The monument was designed by Julian Pałka, and unveiled on 12 September 1979, as part of the celebrations of the 40th anniversary of the Siege of Warsaw. It was renovated in 2020.

== Characteristics ==
The brutalist mounument was designed to commemorate the barricade that was constructed by the Polish Armed Forces during the Siege of Warsaw. It stood at the intersection of Opaczewska and Grójecka Streets, from 8 to 27 September 1939.

It consists of three large concrete sculptures. Eatch form numerals that represent dates 8-IX (8 September), the day the barricade was erected, 1939, the year of the siege, and 27-IX (27 September), the day the city capitulated. The monument faces to the south, and is placed on the axis of Grójecka Street, near the intersection with Opaczewska Street. Two sculptures sand parallelly to the road, on both of its sides, while the middle one, is placed perpendicularly to the street, between its traffic lanes. It dates to around 1927, and is also named in commemoration of soldiers that defended the city during the siege.

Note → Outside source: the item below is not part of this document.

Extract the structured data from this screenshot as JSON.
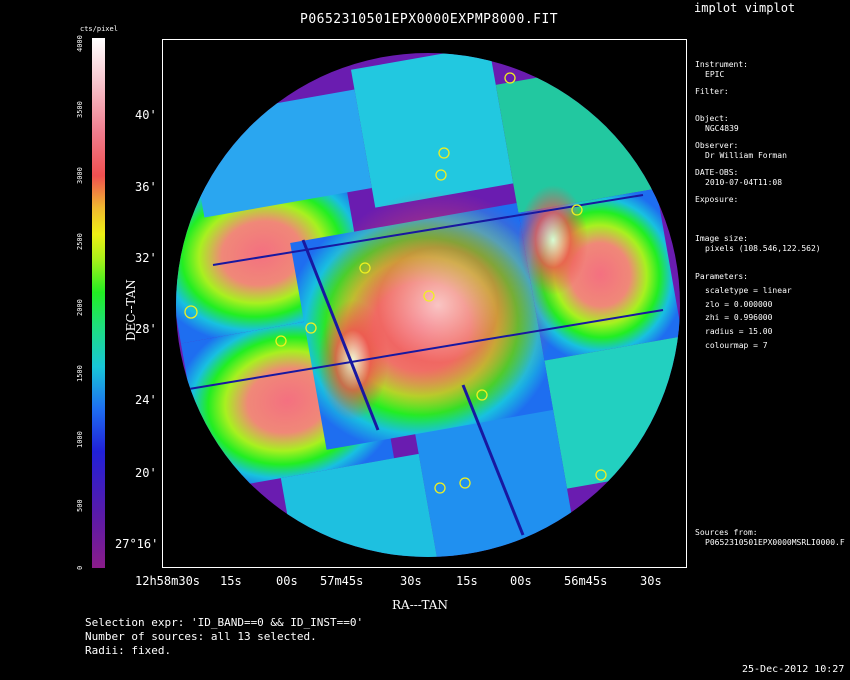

In the past, the sculptures, especially its middle section, featured over 40 commemorative plaques, installed over the years by veteran organisations. They were not envisioned by the original artist, and were removed during the 2020 renovations.

Near the monument grows the Poplar of the Defenders, a Canadian poplar tree with the status of a natural monument. It is also named in commemoration of soldiers who defended the city during the siege.